第15話:無能王子の「便利屋」
王都に到着した私を待っていたのは、アカデミーの教室ではなく、冷え冷えとした王宮の地下室だった。
「……君が、ベルンシュタイン家のアリシアか。なるほど、確かに魔力測定器は『ゼロ』を示しているな。だが、観測儀が検知したあの強大な魔力波形……。君自身がその源ではないとしても、君の周りには『何か』があるはずだ」
私を見下ろすのは、王宮魔導師長を名乗る神経質そうな男。そしてその隣で、退屈そうに爪をいじっている少年がいた。
「どうでもいいよ、そんなことは。……おい、お前。僕が第3王子のエドワードだ」
金髪を華やかに整えた少年――エドワード王子は、私を人間というよりは、新しく買い与えられた玩具を見るような目で眺めた。
「父上たちは、お前を僕の『影の守護者』に任命した。……いいか、僕は今度の建国祭までに、誰よりも多くの魔物を討伐して、次期王位継承者としての実力を示さなきゃいけないんだ」
エドワード王子の声には、焦燥と傲慢さが混じっていた。 彼は魔力も剣術も人並み以下。このままでは、優秀な兄たちに王位争いで敗北するのは目に見えている。そこで、王宮側が目をつけたのが、「魔力はないが、なぜか強大な魔法現象を引き起こす」という謎を持つ、没落貴族の私だった。
「お前は僕の後ろに隠れて、目立たないように魔法で魔物を始末しろ。……安心しろ、手柄は全部僕のものになるように、王宮の魔導師たちが『隠蔽の魔導具』を用意してある」
魔導師長が差し出したのは、銀色のブレスレットだった。 だが、私はひと目で理解した。これは魔導具ではない。装着者の魔力を強制的に吸い出し、特定の波長に変えるための「枷」だ。
(……前世と、全く同じね)
胸の奥が、どろりと黒い感情で満たされる。 前世でも、リーダーの美咲が放つ「聖なる一撃」は、実際には私が裏で放った魔力弾が着弾した瞬間に、彼女が剣を振るっていただけだった。民衆は彼女を称え、私は物陰で吐血していた。
「……私がそれを拒めば、どうなるのですか?」
私が静かに問いかけると、エドワード王子は勝ち誇ったように笑った。
「没落貴族の分際で拒否権があると思っているのか? ベルンシュタインの領地を更地にするなんて、僕の一言で済むんだぞ。……あんな泥臭い畑、お前だって未練はないだろ?」
「……!」
泥臭い畑。 父が汗を流し、母が慈しみ、私に温かいスープを与えてくれた、あの愛おしい場所。 それを「ゴミ」のように言われた瞬間、私の中で何かが、プツリと音を立てて切れた。
(……ああ、そう。あなたたちは、また私に『影』になれと言うのね)
私は無表情のまま、差し出されたブレスレットを受け取った。 王子の手を汚さず、王子の名声のために、私が死ぬまで獲物を屠り続ける。彼らが期待しているのは、そんな「便利な奴隷」としての私だ。
「……承知いたしました、エドワード殿下。謹んで、貴方の『影』を務めさせていただきます」
私は深々と頭を下げた。 王子の足元に伸びる私の影が、一瞬だけ、ギザギザとした牙のように歪んだことに、誰も気づかなかった。
「ははっ、物分かりがいいじゃないか! さあ、明日から討伐遠征だ。泥にまみれて僕のために働けよ、没落令嬢!」
高笑いしながら部屋を出ていく王子。 私は一人、薄暗い地下室でブレスレットを見つめた。

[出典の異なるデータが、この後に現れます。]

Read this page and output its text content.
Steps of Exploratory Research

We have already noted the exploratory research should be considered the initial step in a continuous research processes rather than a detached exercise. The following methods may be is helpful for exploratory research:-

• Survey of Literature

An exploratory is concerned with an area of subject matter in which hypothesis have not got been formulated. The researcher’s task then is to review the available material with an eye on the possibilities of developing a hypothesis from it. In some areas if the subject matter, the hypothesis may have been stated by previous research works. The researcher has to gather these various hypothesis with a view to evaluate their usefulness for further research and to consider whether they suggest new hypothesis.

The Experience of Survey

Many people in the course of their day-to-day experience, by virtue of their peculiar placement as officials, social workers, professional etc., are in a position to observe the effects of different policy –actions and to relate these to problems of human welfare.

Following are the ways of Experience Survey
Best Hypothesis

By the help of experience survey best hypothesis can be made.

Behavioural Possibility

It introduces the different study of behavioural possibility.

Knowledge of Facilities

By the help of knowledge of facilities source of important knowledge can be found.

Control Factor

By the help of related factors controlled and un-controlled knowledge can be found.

(いいわ。望み通り『影』になってあげる。……でも、影は光を際立たせるだけじゃない。光を飲み込み、闇へと引きずり落とすこともできるのよ)
ベルンシュタイン家で見つけた「愛」という名の光を汚した報いは、高くつく。 王宮の冷たい石床を素足で踏みしめながら、私はかつての「最強」としての牙を、静かに、そして深く研ぎ澄ませていた。